WekaIO has appointed Intekhab Nazeer as Chief Finance Officer (CFO). He comes to WekaIO from Unifi Software (acquired by Dell Boomi), a provider of self-service data discovery and preparation platforms, where he was CFO.

Customer wins

In the UK the Liverpool School of Tropical Medicine (LSTM) has chosen Cloudian’s HyperStore object storage to to manage and protect its growing data, Data will be offloaded onto the Cloudian system from what the firm says is an expensive NetApp NAS filer.

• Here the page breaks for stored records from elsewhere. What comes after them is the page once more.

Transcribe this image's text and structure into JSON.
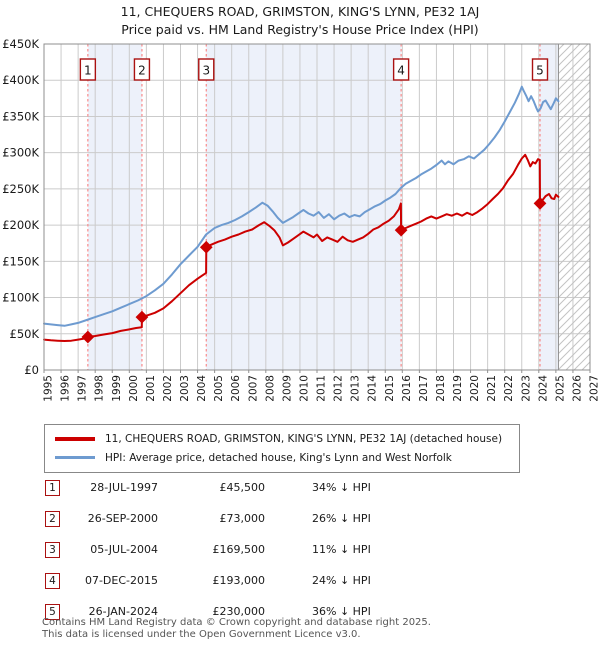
{
  "title": {
    "line1": "11, CHEQUERS ROAD, GRIMSTON, KING'S LYNN, PE32 1AJ",
    "line2": "Price paid vs. HM Land Registry's House Price Index (HPI)"
  },
  "chart_data": {
    "type": "line",
    "x_axis": {
      "min": 1995,
      "max": 2027,
      "ticks": [
        1995,
        1996,
        1997,
        1998,
        1999,
        2000,
        2001,
        2002,
        2003,
        2004,
        2005,
        2006,
        2007,
        2008,
        2009,
        2010,
        2011,
        2012,
        2013,
        2014,
        2015,
        2016,
        2017,
        2018,
        2019,
        2020,
        2021,
        2022,
        2023,
        2024,
        2025,
        2026,
        2027
      ]
    },
    "y_axis": {
      "min": 0,
      "max": 450,
      "unit": "GBP thousands",
      "ticks": [
        {
          "v": 0,
          "label": "£0"
        },
        {
          "v": 50,
          "label": "£50K"
        },
        {
          "v": 100,
          "label": "£100K"
        },
        {
          "v": 150,
          "label": "£150K"
        },
        {
          "v": 200,
          "label": "£200K"
        },
        {
          "v": 250,
          "label": "£250K"
        },
        {
          "v": 300,
          "label": "£300K"
        },
        {
          "v": 350,
          "label": "£350K"
        },
        {
          "v": 400,
          "label": "£400K"
        },
        {
          "v": 450,
          "label": "£450K"
        }
      ]
    },
    "series": [
      {
        "name": "HPI: Average price, detached house, King's Lynn and West Norfolk",
        "color": "#6e9bd0",
        "points": [
          [
            1995.0,
            64
          ],
          [
            1995.4,
            63
          ],
          [
            1995.8,
            62
          ],
          [
            1996.2,
            61
          ],
          [
            1996.6,
            63
          ],
          [
            1997.0,
            65
          ],
          [
            1997.5,
            69
          ],
          [
            1998.0,
            73
          ],
          [
            1998.5,
            77
          ],
          [
            1999.0,
            81
          ],
          [
            1999.5,
            86
          ],
          [
            2000.0,
            91
          ],
          [
            2000.5,
            96
          ],
          [
            2001.0,
            102
          ],
          [
            2001.5,
            110
          ],
          [
            2002.0,
            119
          ],
          [
            2002.5,
            132
          ],
          [
            2003.0,
            146
          ],
          [
            2003.5,
            158
          ],
          [
            2004.0,
            170
          ],
          [
            2004.5,
            187
          ],
          [
            2005.0,
            196
          ],
          [
            2005.4,
            200
          ],
          [
            2005.8,
            203
          ],
          [
            2006.2,
            207
          ],
          [
            2006.6,
            212
          ],
          [
            2007.0,
            218
          ],
          [
            2007.4,
            224
          ],
          [
            2007.8,
            231
          ],
          [
            2008.1,
            227
          ],
          [
            2008.4,
            219
          ],
          [
            2008.7,
            210
          ],
          [
            2009.0,
            203
          ],
          [
            2009.3,
            207
          ],
          [
            2009.6,
            211
          ],
          [
            2009.9,
            216
          ],
          [
            2010.2,
            221
          ],
          [
            2010.5,
            216
          ],
          [
            2010.8,
            213
          ],
          [
            2011.1,
            218
          ],
          [
            2011.4,
            210
          ],
          [
            2011.7,
            215
          ],
          [
            2012.0,
            208
          ],
          [
            2012.3,
            213
          ],
          [
            2012.6,
            216
          ],
          [
            2012.9,
            211
          ],
          [
            2013.2,
            214
          ],
          [
            2013.5,
            212
          ],
          [
            2013.8,
            218
          ],
          [
            2014.1,
            222
          ],
          [
            2014.4,
            226
          ],
          [
            2014.7,
            229
          ],
          [
            2015.0,
            234
          ],
          [
            2015.3,
            238
          ],
          [
            2015.6,
            243
          ],
          [
            2015.9,
            251
          ],
          [
            2016.2,
            257
          ],
          [
            2016.5,
            261
          ],
          [
            2016.8,
            265
          ],
          [
            2017.1,
            270
          ],
          [
            2017.4,
            274
          ],
          [
            2017.7,
            278
          ],
          [
            2018.0,
            283
          ],
          [
            2018.3,
            289
          ],
          [
            2018.5,
            284
          ],
          [
            2018.7,
            288
          ],
          [
            2019.0,
            284
          ],
          [
            2019.3,
            289
          ],
          [
            2019.6,
            291
          ],
          [
            2019.9,
            295
          ],
          [
            2020.2,
            292
          ],
          [
            2020.5,
            298
          ],
          [
            2020.8,
            304
          ],
          [
            2021.1,
            312
          ],
          [
            2021.4,
            321
          ],
          [
            2021.7,
            331
          ],
          [
            2022.0,
            343
          ],
          [
            2022.3,
            356
          ],
          [
            2022.6,
            369
          ],
          [
            2022.85,
            382
          ],
          [
            2023.0,
            391
          ],
          [
            2023.1,
            386
          ],
          [
            2023.25,
            379
          ],
          [
            2023.4,
            371
          ],
          [
            2023.55,
            378
          ],
          [
            2023.7,
            371
          ],
          [
            2023.85,
            362
          ],
          [
            2023.95,
            357
          ],
          [
            2024.1,
            361
          ],
          [
            2024.25,
            370
          ],
          [
            2024.4,
            372
          ],
          [
            2024.55,
            366
          ],
          [
            2024.7,
            360
          ],
          [
            2024.85,
            367
          ],
          [
            2025.0,
            375
          ],
          [
            2025.15,
            371
          ]
        ]
      },
      {
        "name": "11, CHEQUERS ROAD, GRIMSTON, KING'S LYNN, PE32 1AJ (detached house)",
        "color": "#cc0000",
        "points": [
          [
            1995.0,
            42
          ],
          [
            1995.4,
            41
          ],
          [
            1995.8,
            40.5
          ],
          [
            1996.2,
            40
          ],
          [
            1996.6,
            40.5
          ],
          [
            1997.0,
            42
          ],
          [
            1997.3,
            43
          ],
          [
            1997.57,
            45.5
          ],
          [
            1998.0,
            47
          ],
          [
            1998.5,
            49
          ],
          [
            1999.0,
            51
          ],
          [
            1999.5,
            54
          ],
          [
            2000.0,
            56
          ],
          [
            2000.4,
            58
          ],
          [
            2000.73,
            59
          ],
          [
            2000.74,
            73
          ],
          [
            2001.0,
            75
          ],
          [
            2001.5,
            79
          ],
          [
            2002.0,
            85
          ],
          [
            2002.5,
            95
          ],
          [
            2003.0,
            106
          ],
          [
            2003.5,
            117
          ],
          [
            2004.0,
            126
          ],
          [
            2004.25,
            130
          ],
          [
            2004.5,
            134
          ],
          [
            2004.51,
            169.5
          ],
          [
            2004.8,
            173
          ],
          [
            2005.2,
            177
          ],
          [
            2005.6,
            180
          ],
          [
            2006.0,
            184
          ],
          [
            2006.4,
            187
          ],
          [
            2006.8,
            191
          ],
          [
            2007.2,
            194
          ],
          [
            2007.6,
            200
          ],
          [
            2007.9,
            204
          ],
          [
            2008.2,
            199
          ],
          [
            2008.5,
            193
          ],
          [
            2008.8,
            183
          ],
          [
            2009.0,
            172
          ],
          [
            2009.3,
            176
          ],
          [
            2009.6,
            181
          ],
          [
            2009.9,
            186
          ],
          [
            2010.2,
            191
          ],
          [
            2010.5,
            187
          ],
          [
            2010.8,
            183
          ],
          [
            2011.0,
            187
          ],
          [
            2011.3,
            178
          ],
          [
            2011.6,
            183
          ],
          [
            2011.9,
            180
          ],
          [
            2012.2,
            177
          ],
          [
            2012.5,
            184
          ],
          [
            2012.8,
            179
          ],
          [
            2013.1,
            177
          ],
          [
            2013.4,
            180
          ],
          [
            2013.7,
            183
          ],
          [
            2014.0,
            188
          ],
          [
            2014.3,
            194
          ],
          [
            2014.6,
            197
          ],
          [
            2014.9,
            202
          ],
          [
            2015.2,
            206
          ],
          [
            2015.5,
            212
          ],
          [
            2015.8,
            222
          ],
          [
            2015.92,
            230
          ],
          [
            2015.93,
            193
          ],
          [
            2016.2,
            196
          ],
          [
            2016.5,
            199
          ],
          [
            2016.8,
            202
          ],
          [
            2017.1,
            205
          ],
          [
            2017.4,
            209
          ],
          [
            2017.7,
            212
          ],
          [
            2018.0,
            209
          ],
          [
            2018.3,
            212
          ],
          [
            2018.6,
            215
          ],
          [
            2018.9,
            213
          ],
          [
            2019.2,
            216
          ],
          [
            2019.5,
            213
          ],
          [
            2019.8,
            217
          ],
          [
            2020.1,
            214
          ],
          [
            2020.4,
            218
          ],
          [
            2020.7,
            223
          ],
          [
            2021.0,
            229
          ],
          [
            2021.3,
            236
          ],
          [
            2021.6,
            243
          ],
          [
            2021.9,
            251
          ],
          [
            2022.2,
            262
          ],
          [
            2022.5,
            271
          ],
          [
            2022.8,
            284
          ],
          [
            2023.0,
            292
          ],
          [
            2023.2,
            297
          ],
          [
            2023.35,
            290
          ],
          [
            2023.5,
            281
          ],
          [
            2023.65,
            287
          ],
          [
            2023.8,
            285
          ],
          [
            2023.95,
            291
          ],
          [
            2024.06,
            290
          ],
          [
            2024.07,
            230
          ],
          [
            2024.2,
            234
          ],
          [
            2024.4,
            240
          ],
          [
            2024.6,
            243
          ],
          [
            2024.75,
            237
          ],
          [
            2024.9,
            236
          ],
          [
            2025.0,
            242
          ],
          [
            2025.15,
            239
          ]
        ]
      }
    ],
    "sales": [
      {
        "num": "1",
        "year": 1997.57,
        "value": 45.5
      },
      {
        "num": "2",
        "year": 2000.74,
        "value": 73
      },
      {
        "num": "3",
        "year": 2004.51,
        "value": 169.5
      },
      {
        "num": "4",
        "year": 2015.93,
        "value": 193
      },
      {
        "num": "5",
        "year": 2024.07,
        "value": 230
      }
    ],
    "shaded_bands": [
      [
        1997.57,
        2000.74
      ],
      [
        2004.51,
        2015.93
      ],
      [
        2024.07,
        2025.15
      ]
    ],
    "future_hatch": [
      2025.15,
      2027
    ],
    "colors": {
      "price_paid_line": "#cc0000",
      "hpi_line": "#6e9bd0",
      "sale_dashed_line": "#f98b8b",
      "band_fill": "#edf1fa",
      "grid": "#cbcbcb",
      "plot_border": "#8f8f8f",
      "hatch_line": "#c3c3c3",
      "marker_box_border": "#aa1111"
    }
  },
  "legend": {
    "entries": [
      {
        "label": "11, CHEQUERS ROAD, GRIMSTON, KING'S LYNN, PE32 1AJ (detached house)",
        "color": "#cc0000"
      },
      {
        "label": "HPI: Average price, detached house, King's Lynn and West Norfolk",
        "color": "#6e9bd0"
      }
    ]
  },
  "transactions": [
    {
      "num": "1",
      "date": "28-JUL-1997",
      "price": "£45,500",
      "vs_hpi": "34% ↓ HPI"
    },
    {
      "num": "2",
      "date": "26-SEP-2000",
      "price": "£73,000",
      "vs_hpi": "26% ↓ HPI"
    },
    {
      "num": "3",
      "date": "05-JUL-2004",
      "price": "£169,500",
      "vs_hpi": "11% ↓ HPI"
    },
    {
      "num": "4",
      "date": "07-DEC-2015",
      "price": "£193,000",
      "vs_hpi": "24% ↓ HPI"
    },
    {
      "num": "5",
      "date": "26-JAN-2024",
      "price": "£230,000",
      "vs_hpi": "36% ↓ HPI"
    }
  ],
  "footer": {
    "line1": "Contains HM Land Registry data © Crown copyright and database right 2025.",
    "line2": "This data is licensed under the Open Government Licence v3.0."
  }
}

HPE has been selected by Zenuity, a developer of software for self-driving and assisted driving cars, to provide artificial intelligence (AI) and high-performance computing (HPC) infrastructure to be used for developing autonomous driving (AD) systems.

Books

Intel has published a 400+ page book on (Optane) Persistent Memory programming. The book introduces the persistent memory technology and provides answers to questions software developers an d system and cloud architects may have;

  • What is persistent memory?
  • How do I use it?
  • What APIs and libraries are available?
  • What benefits can it provide for my application?
  • What new programming methods do Ineed to learn?
  • How do I design applications to use persistent memory?
  • Where can I find information, documentation, and help?

It’s available in print and digital (PDF) format.

NetApp has also published a book, an eBook; Migrating Enterprise Workloads to the Cloud. It provides hands-on guidelines, including how Cloud Volumes ONTAP supports enterprise workloads during and after migration. Unlike the Intel Persistent Memory brain dump, this is more of a marketing spiel – and is 16 pages in landscape format.